Date published: 12/29/2005

After last week's little hiatus, I was prepared to end the year with a few countdowns.

Now that I am actually sitting down to write my last column of '05, I've had a little change of heart.

I recently turned 18, and that has caused me to reminisce on the past a bit.

Nothing too utterly serious, but at the same time not merely idle daydreams. I started at it! magazine back in my eighth-grade year, and now I am a senior.

When I started writing, my territory was mostly video-game reviews. Video games used to be my thing; I used to love video games.

For a while, I could tell you practically anything about the current video-game market.

Times have changed, and so have the games. Aside from writing, there used to be three things I lived for: cartoons, comic books and video games.

They were all wonderful escapes from reality. I have survived high school mostly because of these things. They provided me something that was mostly my own, seeing as how most high-schoolers don't, or wouldn't readily admit, being fanatic about any of them.

I still fall asleep and wake up to Cartoon Network, last week I spent an exuberant amount of money on comic books--as a "Merry Christmas to me" sort of thing--and I still have four video-game systems in my house, though none of them have been used for a long time.

What happened? Why can't I find an escape in video games anymore like I can in comic books and cartoons?

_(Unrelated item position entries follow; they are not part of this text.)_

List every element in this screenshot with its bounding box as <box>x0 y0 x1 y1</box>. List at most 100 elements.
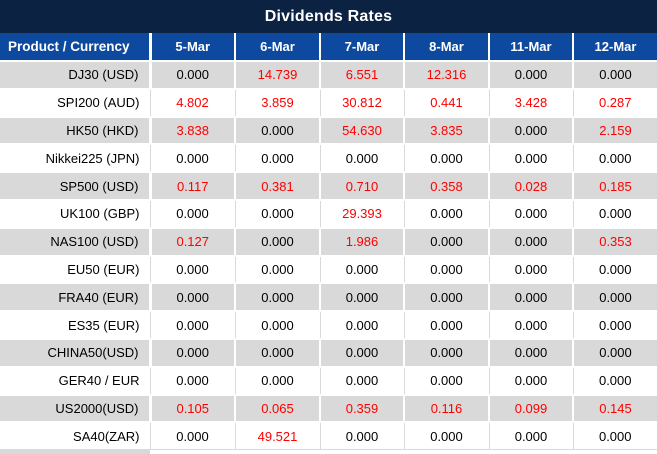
product-cell: SA40(ZAR) <box>73 428 140 444</box>
table-row: FRA40 (EUR) 0.000 0.000 0.000 0.000 0.000 0.00… <box>0 282 657 313</box>
product-cell: SPI200 (AUD) <box>57 95 140 111</box>
value-cell: 0.358 <box>403 171 489 201</box>
product-cell: EU50 (EUR) <box>67 261 140 277</box>
value-cell: 0.000 <box>488 337 573 368</box>
page-title: Dividends Rates <box>0 0 657 33</box>
value-cell: 0.000 <box>234 255 320 284</box>
table-row: ES35 (EUR) 0.000 0.000 0.000 0.000 0.000 0.000 <box>0 311 657 339</box>
value-cell: 0.000 <box>234 144 320 173</box>
product-cell: ES35 (EUR) <box>67 317 140 333</box>
value-cell: 0.000 <box>234 311 320 339</box>
value-cell: 0.000 <box>488 115 573 146</box>
table-row: SPI200 (AUD) 4.802 3.859 30.812 0.441 3.428 0.… <box>0 88 657 117</box>
value-cell: 0.000 <box>149 255 235 284</box>
value-cell: 0.000 <box>234 282 320 313</box>
value-cell: 0.000 <box>488 226 573 257</box>
value-cell: 0.000 <box>572 144 657 173</box>
product-cell: CHINA50(USD) <box>0 337 150 368</box>
value-cell: 0.287 <box>572 88 657 117</box>
value-cell: 0.000 <box>148 282 235 313</box>
value-cell: 3.859 <box>234 88 320 117</box>
product-cell: SP500 (USD) <box>0 171 150 201</box>
value-cell: 14.739 <box>234 60 320 90</box>
value-cell: 0.000 <box>488 60 573 90</box>
value-cell: 0.000 <box>572 337 657 368</box>
value-cell: 0.127 <box>148 226 235 257</box>
value-cell: 0.000 <box>234 226 320 257</box>
product-cell: Nikkei225 (JPN) <box>45 150 140 166</box>
date-header: 5-Mar <box>148 33 235 61</box>
value-cell: 0.000 <box>488 255 573 284</box>
value-cell: 0.065 <box>234 393 320 424</box>
value-cell: 0.000 <box>488 144 573 173</box>
value-cell: 0.000 <box>319 311 404 339</box>
partial-product-cell <box>0 449 150 454</box>
product-cell: NAS100 (USD) <box>0 226 150 257</box>
value-cell: 3.428 <box>488 88 573 117</box>
table-row: CHINA50(USD) 0.000 0.000 0.000 0.000 0.000 0.0… <box>0 337 657 368</box>
value-cell: 0.099 <box>488 393 573 424</box>
value-cell: 4.802 <box>149 88 235 117</box>
product-currency-header: Product / Currency <box>0 33 150 61</box>
value-cell: 0.000 <box>319 422 404 450</box>
table-row: HK50 (HKD) 3.838 0.000 54.630 3.835 0.000 2.15… <box>0 115 657 146</box>
value-cell: 0.000 <box>148 60 235 90</box>
value-cell: 0.000 <box>403 366 489 395</box>
dividends-rates-table: Product / Currency 5-Mar 6-Mar 7-Mar 8-Mar 11… <box>0 33 657 450</box>
value-cell: 0.116 <box>403 393 489 424</box>
value-cell: 0.000 <box>148 337 235 368</box>
value-cell: 0.000 <box>572 282 657 313</box>
value-cell: 0.000 <box>149 366 235 395</box>
value-cell: 0.359 <box>319 393 404 424</box>
table-row: SA40(ZAR) 0.000 49.521 0.000 0.000 0.000 0.000 <box>0 422 657 450</box>
date-header: 7-Mar <box>319 33 404 61</box>
value-cell: 0.000 <box>488 422 573 450</box>
product-cell: DJ30 (USD) <box>0 60 150 90</box>
product-cell: FRA40 (EUR) <box>0 282 150 313</box>
value-cell: 0.105 <box>148 393 235 424</box>
date-header: 6-Mar <box>234 33 320 61</box>
value-cell: 0.000 <box>234 366 320 395</box>
table-row: DJ30 (USD) 0.000 14.739 6.551 12.316 0.000 0.0… <box>0 60 657 90</box>
value-cell: 0.000 <box>319 282 404 313</box>
value-cell: 0.000 <box>572 255 657 284</box>
table-row: GER40 / EUR 0.000 0.000 0.000 0.000 0.000 0.00… <box>0 366 657 395</box>
table-row: EU50 (EUR) 0.000 0.000 0.000 0.000 0.000 0.000 <box>0 255 657 284</box>
value-cell: 3.835 <box>403 115 489 146</box>
value-cell: 12.316 <box>403 60 489 90</box>
value-cell: 1.986 <box>319 226 404 257</box>
table-header: Product / Currency 5-Mar 6-Mar 7-Mar 8-Mar 11… <box>0 33 657 61</box>
date-header: 11-Mar <box>488 33 573 61</box>
value-cell: 0.000 <box>149 199 235 228</box>
value-cell: 30.812 <box>319 88 404 117</box>
value-cell: 0.000 <box>572 199 657 228</box>
value-cell: 0.000 <box>572 422 657 450</box>
value-cell: 0.000 <box>488 311 573 339</box>
value-cell: 0.000 <box>403 311 489 339</box>
value-cell: 0.000 <box>234 115 320 146</box>
table-row: SP500 (USD) 0.117 0.381 0.710 0.358 0.028 0.18… <box>0 171 657 201</box>
value-cell: 0.381 <box>234 171 320 201</box>
value-cell: 3.838 <box>148 115 235 146</box>
value-cell: 0.185 <box>572 171 657 201</box>
rates-table-body: DJ30 (USD) 0.000 14.739 6.551 12.316 0.000 0.0… <box>0 60 657 450</box>
value-cell: 0.710 <box>319 171 404 201</box>
value-cell: 0.000 <box>572 311 657 339</box>
value-cell: 2.159 <box>572 115 657 146</box>
table-row: US2000(USD) 0.105 0.065 0.359 0.116 0.099 0.14… <box>0 393 657 424</box>
value-cell: 6.551 <box>319 60 404 90</box>
partial-next-row <box>0 449 657 454</box>
value-cell: 0.000 <box>149 422 235 450</box>
table-row: UK100 (GBP) 0.000 0.000 29.393 0.000 0.000 0.0… <box>0 199 657 228</box>
value-cell: 0.000 <box>403 255 489 284</box>
value-cell: 0.000 <box>572 60 657 90</box>
value-cell: 0.000 <box>403 282 489 313</box>
value-cell: 0.000 <box>403 199 489 228</box>
value-cell: 0.000 <box>403 226 489 257</box>
product-cell: US2000(USD) <box>0 393 150 424</box>
value-cell: 0.000 <box>488 282 573 313</box>
value-cell: 0.000 <box>488 199 573 228</box>
value-cell: 0.000 <box>149 144 235 173</box>
partial-value-cells <box>150 449 657 454</box>
value-cell: 0.028 <box>488 171 573 201</box>
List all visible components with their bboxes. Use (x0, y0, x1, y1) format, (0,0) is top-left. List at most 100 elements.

I know why, and that is, perhaps, what bothers me the most. The problem is simple: Video games have become too real.

I was always a die-hard Nintendo fan. To me, the Xbox was always better as a doorstop than as a game console. I left the PlayStation to my brother.

However, in the new battle for the most realistic graphics, physics and player immersion, video games have lost their appeal. Why pay for reality when I can live it for free?

Looking back on this month, which for me contained not only Christmas but, as I wrote previously, my birthday, this was the first year I didn't ask for anything video game-related.

I asked for "Star Wars" and DVD boxed sets of cartoons, the "Fantastic Four" DVD and fantasy books like Neil Gaiman's "Anansi Boys," but no video games.

It's not the games' fault, and it is not technology's fault for continuing to allow greater and greater levels of realism.

The blame rests squarely on my shoulders. Or, I guess, more so in my mind and in my desire to not grow up.

RYAN BROSMER is a senior at Courtland High School.